1. Technical Field
The invention relates to circuit fabrication. In particular, the invention relates to enhancing adhesion between a polymer-based etch mask and a substrate using an organosilane.
2. Description of Related Art
For much of the history of modern electronics, optical lithography has been the principal means of patterning substrates in the fabrication of printed circuits, semiconductors, and related structures. In optical lithography, a photoresist is deposited onto a surface of a substrate being patterned. A source of radiation (e.g., ultraviolet light, electron beam, etc.) is then employed to differentially expose the photoresist and impart a pattern thereto. For example, the photoresist may be exposed to ultraviolet light projected through a photomask such that a pattern of the photomask is transferred to the photoresist. The photoresist bearing the transferred pattern forms a pattern mask that protects specific portions of the substrate that are covered by the pattern mask. Various techniques such as pattern etching and pattern lift-off are then employed to transfer the pattern of the photoresist pattern mask to a surface of the substrate.
Relatively recently, other methods of creating a pattern mask for substrate patterning have been proposed and, in some cases, have begun to gain acceptance as viable alternatives to photolithography. Among these techniques are imprint lithography and digital resist printing. In imprint lithography, a pattern mold is employed to mechanically imprint a pattern into a relatively soft resist material on a surface of the substrate. The imprinted soft resist material is then employed as a mask in a manner similar to the photoresist pattern mask.
In digital resist printing, a pattern mask is printed directly onto the substrate using a digital printer or equivalent. For example, an inkjet printer may be employed to print a liquid resist onto a substrate in a manner similar to that used to print an image onto a piece of paper. The inkjet printer essentially applies the liquid resist as a series of directed droplets that combine to form the pattern mask. In another example, a laser printer is employed to directly print the pattern mask onto the substrate. The laser printer employs a dry toner comprising a fine powder that is electrostatically guided and imaged onto the substrate under digital control of the printer.
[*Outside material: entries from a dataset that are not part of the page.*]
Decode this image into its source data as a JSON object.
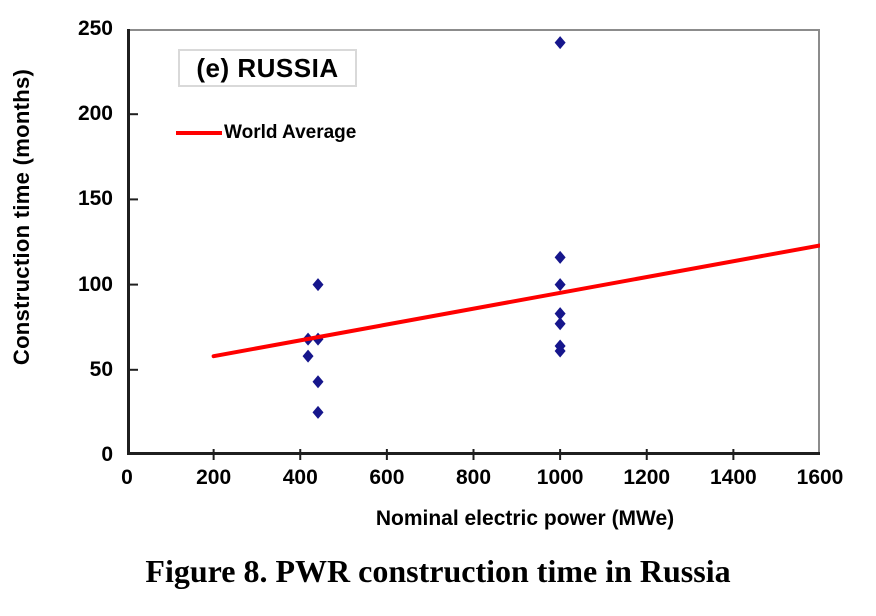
{
  "figure": {
    "caption": "Figure 8. PWR construction time in Russia"
  },
  "colors": {
    "marker_navy": "#16168c",
    "world_average_red": "#ff0000",
    "axis_black": "#1f1f1f",
    "frame_gray": "#8c8c8c",
    "title_box_border": "#d9d9d9",
    "text": "#000000",
    "background": "#ffffff"
  },
  "chart_data": {
    "type": "scatter",
    "title": "(e) RUSSIA",
    "xlabel": "Nominal electric power (MWe)",
    "ylabel": "Construction time (months)",
    "xlim": [
      0,
      1600
    ],
    "ylim": [
      0,
      250
    ],
    "xticks": [
      0,
      200,
      400,
      600,
      800,
      1000,
      1200,
      1400,
      1600
    ],
    "yticks": [
      0,
      50,
      100,
      150,
      200,
      250
    ],
    "grid": false,
    "legend_position": "top-left-inside",
    "legend": [
      {
        "label": "World Average",
        "color": "#ff0000",
        "symbol": "line"
      }
    ],
    "series": [
      {
        "name": "PWR construction time (Russia)",
        "type": "scatter",
        "marker": "diamond",
        "color": "#16168c",
        "points": [
          [
            441,
            100
          ],
          [
            418,
            68
          ],
          [
            441,
            68
          ],
          [
            418,
            58
          ],
          [
            441,
            43
          ],
          [
            441,
            25
          ],
          [
            1000,
            242
          ],
          [
            1000,
            116
          ],
          [
            1000,
            100
          ],
          [
            1000,
            83
          ],
          [
            1000,
            77
          ],
          [
            1000,
            64
          ],
          [
            1000,
            61
          ]
        ]
      },
      {
        "name": "World Average",
        "type": "line",
        "color": "#ff0000",
        "points": [
          [
            200,
            58
          ],
          [
            1600,
            123
          ]
        ]
      }
    ]
  }
}
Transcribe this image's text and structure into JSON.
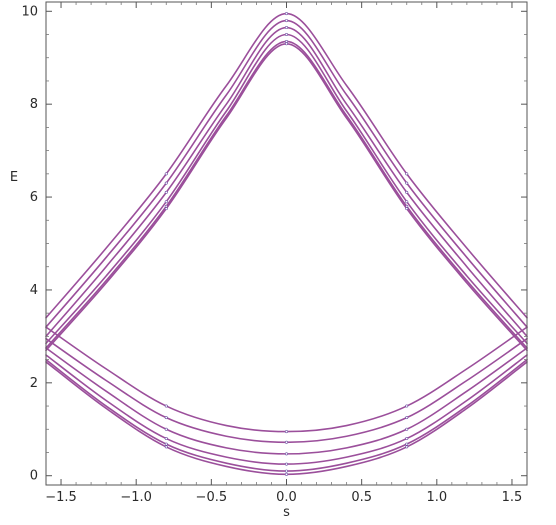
{
  "chart_data": {
    "type": "line",
    "title": "",
    "xlabel": "s",
    "ylabel": "E",
    "xlim": [
      -1.6,
      1.6
    ],
    "ylim": [
      -0.2,
      10.2
    ],
    "xticks": [
      -1.5,
      -1.0,
      -0.5,
      0.0,
      0.5,
      1.0,
      1.5
    ],
    "xtick_labels": [
      "−1.5",
      "−1.0",
      "−0.5",
      "0.0",
      "0.5",
      "1.0",
      "1.5"
    ],
    "yticks": [
      0,
      2,
      4,
      6,
      8,
      10
    ],
    "ytick_labels": [
      "0",
      "2",
      "4",
      "6",
      "8",
      "10"
    ],
    "grid": false,
    "line_color": "#9b4f9b",
    "series_shape": "upper bands: peak_E - a*(1-sech(b*s)); lower bands: bottom_E + c*s^2",
    "upper_series": [
      {
        "s": [
          -1.6,
          -1.2,
          -0.8,
          -0.4,
          0.0,
          0.4,
          0.8,
          1.2,
          1.6
        ],
        "E": [
          3.4,
          4.9,
          6.5,
          8.4,
          9.95,
          8.4,
          6.5,
          4.9,
          3.4
        ]
      },
      {
        "s": [
          -1.6,
          -1.2,
          -0.8,
          -0.4,
          0.0,
          0.4,
          0.8,
          1.2,
          1.6
        ],
        "E": [
          3.2,
          4.7,
          6.3,
          8.2,
          9.8,
          8.2,
          6.3,
          4.7,
          3.2
        ]
      },
      {
        "s": [
          -1.6,
          -1.2,
          -0.8,
          -0.4,
          0.0,
          0.4,
          0.8,
          1.2,
          1.6
        ],
        "E": [
          3.0,
          4.5,
          6.1,
          8.0,
          9.65,
          8.0,
          6.1,
          4.5,
          3.0
        ]
      },
      {
        "s": [
          -1.6,
          -1.2,
          -0.8,
          -0.4,
          0.0,
          0.4,
          0.8,
          1.2,
          1.6
        ],
        "E": [
          2.85,
          4.3,
          5.9,
          7.85,
          9.5,
          7.85,
          5.9,
          4.3,
          2.85
        ]
      },
      {
        "s": [
          -1.6,
          -1.2,
          -0.8,
          -0.4,
          0.0,
          0.4,
          0.8,
          1.2,
          1.6
        ],
        "E": [
          2.75,
          4.2,
          5.8,
          7.75,
          9.35,
          7.75,
          5.8,
          4.2,
          2.75
        ]
      },
      {
        "s": [
          -1.6,
          -1.2,
          -0.8,
          -0.4,
          0.0,
          0.4,
          0.8,
          1.2,
          1.6
        ],
        "E": [
          2.7,
          4.15,
          5.75,
          7.7,
          9.3,
          7.7,
          5.75,
          4.15,
          2.7
        ]
      }
    ],
    "lower_series": [
      {
        "s": [
          -1.6,
          -1.2,
          -0.8,
          -0.4,
          0.0,
          0.4,
          0.8,
          1.2,
          1.6
        ],
        "E": [
          3.2,
          2.3,
          1.5,
          1.08,
          0.95,
          1.08,
          1.5,
          2.3,
          3.2
        ]
      },
      {
        "s": [
          -1.6,
          -1.2,
          -0.8,
          -0.4,
          0.0,
          0.4,
          0.8,
          1.2,
          1.6
        ],
        "E": [
          2.95,
          2.05,
          1.25,
          0.85,
          0.72,
          0.85,
          1.25,
          2.05,
          2.95
        ]
      },
      {
        "s": [
          -1.6,
          -1.2,
          -0.8,
          -0.4,
          0.0,
          0.4,
          0.8,
          1.2,
          1.6
        ],
        "E": [
          2.75,
          1.82,
          1.0,
          0.6,
          0.47,
          0.6,
          1.0,
          1.82,
          2.75
        ]
      },
      {
        "s": [
          -1.6,
          -1.2,
          -0.8,
          -0.4,
          0.0,
          0.4,
          0.8,
          1.2,
          1.6
        ],
        "E": [
          2.6,
          1.62,
          0.8,
          0.4,
          0.25,
          0.4,
          0.8,
          1.62,
          2.6
        ]
      },
      {
        "s": [
          -1.6,
          -1.2,
          -0.8,
          -0.4,
          0.0,
          0.4,
          0.8,
          1.2,
          1.6
        ],
        "E": [
          2.5,
          1.5,
          0.68,
          0.27,
          0.1,
          0.27,
          0.68,
          1.5,
          2.5
        ]
      },
      {
        "s": [
          -1.6,
          -1.2,
          -0.8,
          -0.4,
          0.0,
          0.4,
          0.8,
          1.2,
          1.6
        ],
        "E": [
          2.45,
          1.45,
          0.62,
          0.2,
          0.03,
          0.2,
          0.62,
          1.45,
          2.45
        ]
      }
    ]
  }
}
After being imaged, particles of the dry toner are fused together on the substrate to form the pattern mask. Either of the inkjet printer-applied liquid resist or the laser printer-applied dry toner produces a pattern mask that may be employed in a manner similar to the photoresist pattern mask to pattern the substrate.
Advantageously, digital resist printing does not depend on the creation and use of either a photomask or a mold. As such, the mask pattern can be readily changed or adjusted during substrate patterning. However, inkjet-based resist printing is relatively slow. Thus, inkjet-based resist printing may be of limited use, especially for high speed and/or high volume printed circuit production (e.g., roll-to-roll processing). The use of laser printers for direct printing of a dry toner-based pattern mask can support high speed, high volume production. However, the dry toner employed by laser printers severely limits an ultimate resolution of the pattern and further suffers from problems of line edge fidelity and unwanted background printing caused by powder dispersion during printing.